SD_34 BERKORBAN

4 0 0
                                    

HAPPY READING🐳

Hantaman keras yang membuat tubuhnya serasa remuk, tak membuat Sea pingsan dan menutup matanya. Gadis itu berusaha untuk keluar dari mobil sebelum mobil ini meledak menghanguskannya.

Yang lainnya, sudah terkapar bersimpah darah tak sadarkan diri,mungkin mereka sudah tewas. Termasuk pria bertatto dengan kepala plontos pemimpin mereka yang juga berakhir mengenaskan.

Semerbak bau bensin dan kepulan asap, membuat Sea bergegas semakin brutal menendang pintu mobil yang macet. ‘‘Sial. Gue nggak boleh mati sekarang’’ umpatnya keras. Badan hampir mati rasa dan darah di mana-mana, tetapi Sea masih menggila—dan berusaha keras keluar dari mobil.

Berhasil melompat keluar, bebarengan dengan meledaknya mobil jeep hitam itu, tubuh Sea terpental dan hampir jatuh ke sungai deras di bawahnya. Tangannya meraih batang pohon dengan erat, menopang tubuhnya yang sudah lemas. Darah yang bercucuran dari kepalanya tak Sea hiraukan.

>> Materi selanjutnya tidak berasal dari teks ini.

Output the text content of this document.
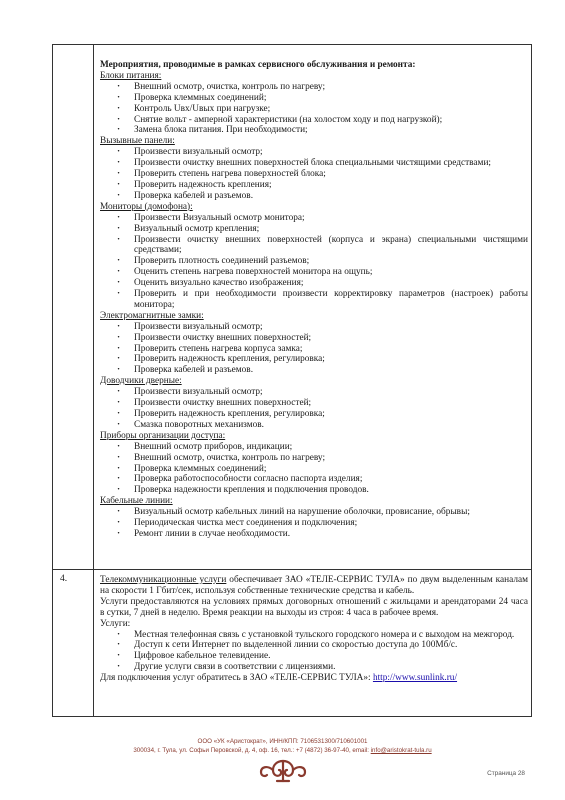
Мероприятия, проводимые в рамках сервисного обслуживания и ремонта:
Блоки питания:
· Внешний осмотр, очистка, контроль по нагреву;
· Проверка клеммных соединений;
· Контроль Uвх/Uвых при нагрузке;
· Снятие вольт - амперной характеристики (на холостом ходу и под нагрузкой);
· Замена блока питания. При необходимости;
Вызывные панели:
· Произвести визуальный осмотр;
· Произвести очистку внешних поверхностей блока специальными чистящими средствами;
· Проверить степень нагрева поверхностей блока;
· Проверить надежность крепления;
· Проверка кабелей и разъемов.
Мониторы (домофона):
· Произвести Визуальный осмотр монитора;
· Визуальный осмотр крепления;
· Произвести очистку внешних поверхностей (корпуса и экрана) специальными чистящими средствами;
· Проверить плотность соединений разъемов;
· Оценить степень нагрева поверхностей монитора на ощупь;
· Оценить визуально качество изображения;
· Проверить и при необходимости произвести корректировку параметров (настроек) работы монитора;
Электромагнитные замки:
· Произвести визуальный осмотр;
· Произвести очистку внешних поверхностей;
· Проверить степень нагрева корпуса замка;
· Проверить надежность крепления, регулировка;
· Проверка кабелей и разъемов.
Доводчики дверные:
· Произвести визуальный осмотр;
· Произвести очистку внешних поверхностей;
· Проверить надежность крепления, регулировка;
· Смазка поворотных механизмов.
Приборы организации доступа:
· Внешний осмотр приборов, индикации;
· Внешний осмотр, очистка, контроль по нагреву;
· Проверка клеммных соединений;
· Проверка работоспособности согласно паспорта изделия;
· Проверка надежности крепления и подключения проводов.
Кабельные линии:
· Визуальный осмотр кабельных линий на нарушение оболочки, провисание, обрывы;
· Периодическая чистка мест соединения и подключения;
· Ремонт линии в случае необходимости.
4.	Телекоммуникационные услуги обеспечивает ЗАО «ТЕЛЕ-СЕРВИС ТУЛА» по двум выделенным каналам на скорости 1 Гбит/сек, используя собственные технические средства и кабель.
Услуги предоставляются на условиях прямых договорных отношений с жильцами и арендаторами 24 часа в сутки, 7 дней в неделю. Время реакции на выходы из строя: 4 часа в рабочее время.
Услуги:
· Местная телефонная связь с установкой тульского городского номера и с выходом на межгород.
· Доступ к сети Интернет по выделенной линии со скоростью доступа до 100Мб/с.
· Цифровое кабельное телевидение.
· Другие услуги связи в соответствии с лицензиями.
Для подключения услуг обратитесь в ЗАО «ТЕЛЕ-СЕРВИС ТУЛА»: http://www.sunlink.ru/
ООО «УК «Аристократ», ИНН/КПП: 7106531300/710601001
300034, г. Тула, ул. Софьи Перовской, д. 4, оф. 16, тел.: +7 (4872) 36-97-40, email: info@aristokrat-tula.ru
Страница 28
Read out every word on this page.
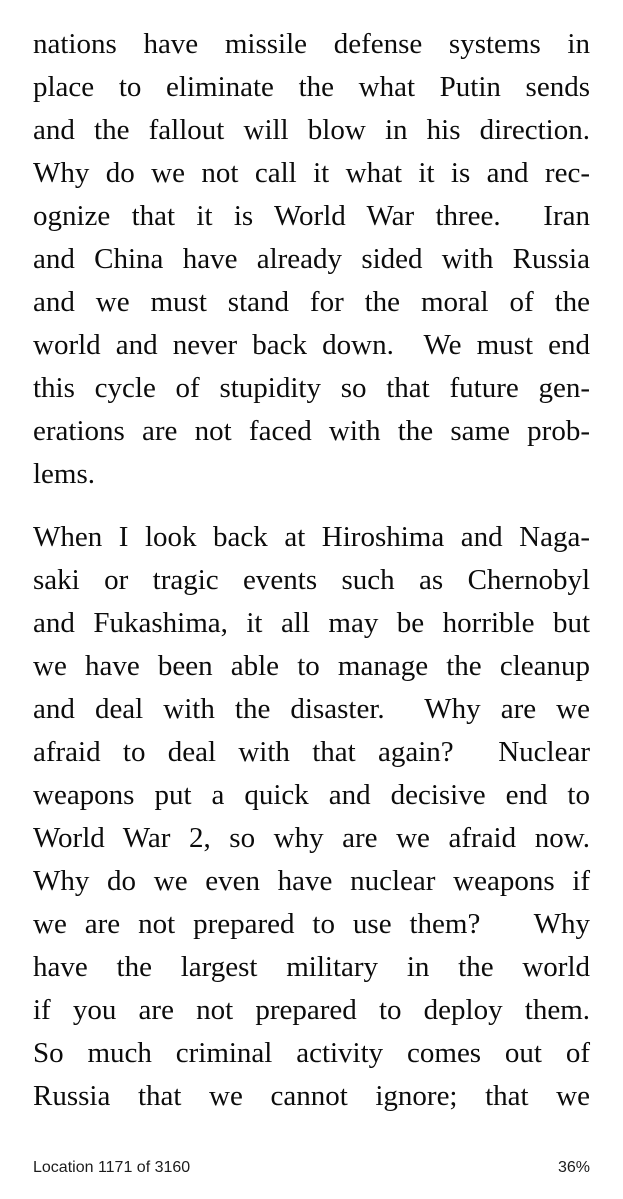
nations have missile defense systems in
place to eliminate the what Putin sends
and the fallout will blow in his direction.
Why do we not call it what it is and rec-
ognize that it is World War three.  Iran
and China have already sided with Russia
and we must stand for the moral of the
world and never back down.  We must end
this cycle of stupidity so that future gen-
erations are not faced with the same prob-
lems.

When I look back at Hiroshima and Naga-
saki or tragic events such as Chernobyl
and Fukashima, it all may be horrible but
we have been able to manage the cleanup
and deal with the disaster.  Why are we
afraid to deal with that again?  Nuclear
weapons put a quick and decisive end to
World War 2, so why are we afraid now.
Why do we even have nuclear weapons if
we are not prepared to use them?   Why
have the largest military in the world
if you are not prepared to deploy them.
So much criminal activity comes out of
Russia that we cannot ignore; that we

Location 1171 of 3160	36%
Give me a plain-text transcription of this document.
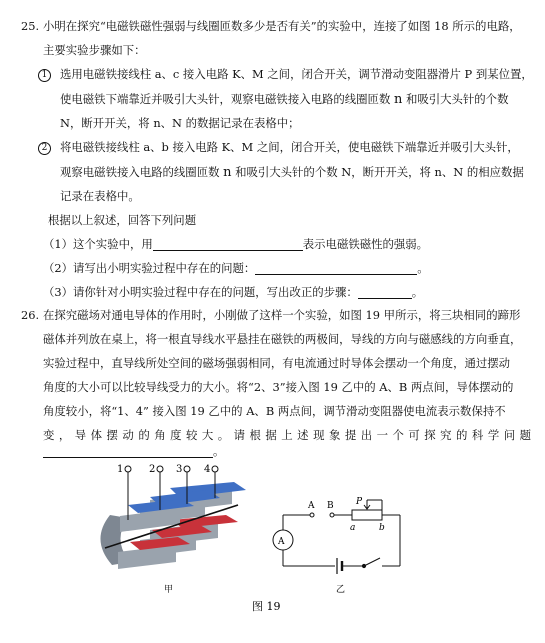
25. 小明在探究“电磁铁磁性强弱与线圈匝数多少是否有关”的实验中，连接了如图 18 所示的电路，
主要实验步骤如下：
1	选用电磁铁接线柱 a、c 接入电路 K、M 之间，闭合开关，调节滑动变阻器滑片 P 到某位置，
使电磁铁下端靠近并吸引大头针，观察电磁铁接入电路的线圈匝数 n 和吸引大头针的个数
N，断开开关，将 n、N 的数据记录在表格中；
2	将电磁铁接线柱 a、b 接入电路 K、M 之间，闭合开关，使电磁铁下端靠近并吸引大头针，
观察电磁铁接入电路的线圈匝数 n 和吸引大头针的个数 N，断开开关，将 n、N 的相应数据
记录在表格中。
根据以上叙述，回答下列问题
（1）这个实验中，用	表示电磁铁磁性的强弱。
（2）请写出小明实验过程中存在的问题：	。
（3）请你针对小明实验过程中存在的问题，写出改正的步骤：	。
26. 在探究磁场对通电导体的作用时，小刚做了这样一个实验，如图 19 甲所示，将三块相同的蹄形
磁体并列放在桌上，将一根直导线水平悬挂在磁铁的两极间，导线的方向与磁感线的方向垂直，
实验过程中，直导线所处空间的磁场强弱相同，有电流通过时导体会摆动一个角度，通过摆动
角度的大小可以比较导线受力的大小。将“2、3”接入图 19 乙中的 A、B 两点间，导体摆动的
角度较小，将“1、4” 接入图 19 乙中的 A、B 两点间，调节滑动变阻器使电流表示数保持不
变，导体摆动的角度较大。请根据上述现象提出一个可探究的科学问题
。
1	2 3 4
甲
A
A B P
a	b
乙
图 19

Sedangkan di tempat lain, tepatnya sebuah rumah sakit besar, Enriko membawa tubuh tuan Sadam Bramasta di bantu perawat di sana. Berjalan dan memasuki ruang UGD.

‘‘Loh ketos, lo ngapain disini? ’’ itu suara Fanan yang bertanya.

Para inti Black Eagle sedang menemani sang ketua yang juga tengah menjalani perawatan karena diare. Mereka menemukan Sagara yang tergeletak lemas tak berdaya di apartemennya.

‘‘Bukan urusan lo’’ balas Enriko malas.

‘‘idihh sok-sokan jamet. Gue tanya baik-baik ya’’ cibir Fanan tak terima.

Suara derap langkah kaki menggema menyusuri lorong, dengan suara isakan.
‘‘Dimana suami saya? ’’ tanya seorang wanita dengan wajah paniknya.

‘‘Lah, mana saya tau, saya kan ikan’’
Jawab Jay dengan kurang ajarnya. Genta langsung menoyor kepala temannya itu.

‘‘Beliau di dalam sedang di tangani’’ beritahu Enriko, ‘‘duduk tan, tante tenangin diri dulu’’ lanjutnya membantu wanita tadi duduk.

Hal itu tak luput dari pandangan Fanan, Jay dan Genta. Mereka semua cengo melihat betapa lembut dan sopannya si ketos yang menyebalkan itu.

Pintu ruangan UGD terbuka, menampilkan dokter dengan wajah tegangnya.
‘‘Dengan keluarga tuan Bramasta? ’’ tanya dokter paruh baya itu.

Fanan dan yang lainnya kian tercengang mendengar nama yang baru saja di sebutkan, terkecuali Enriko. Ternyata  yang di dalam sana adalah pemilik sekolah mereka.

‘‘Bagaimana keadaan suami saya dok? ’’

‘‘Maaf nyonya, luka tembak di perut tuan Sadam Bramasta cukup dalam. Beliau kekurangan banyak darah’’ jeda sang dokter, membuat nyonya Bramasta lemas dan menangis kencang.

‘‘Golongan darahnya yang AB- tergolong sangat langka. Rumah sakit kami tidak memilikinya, jadi adakah keluarga yang memiliki golongan darah yang sama? ’’

‘‘Kami harus cepat mendapatkannya nyonya, jika tidak nyawa tuan Bramasta dalam bahaya’’ tandasnya membuat semua yang disana ikut cemas.

Selepas kepergian dokter itu, tangis wanita dengan hijab simple yang menutupi kepalanya.

‘‘Tante,kami akan bantu carikan donor darah untuk Pak Sadam’’ ucap Jay di angguki yang lain.

Wanita cantik itu mendongak dan tersenyum tulus, ‘‘ terimakasih banyak nak’’

Hingga malam harinya, belum ada kabar baik juga. Sedangkan kondisi tuan Sadam semakin kritis. Bahkan Sagara yang keadaannya sudah membaik, ikut menunggu dan duduk di kursi depan ruang UGD menemani ibu dari mantan kekasihnya.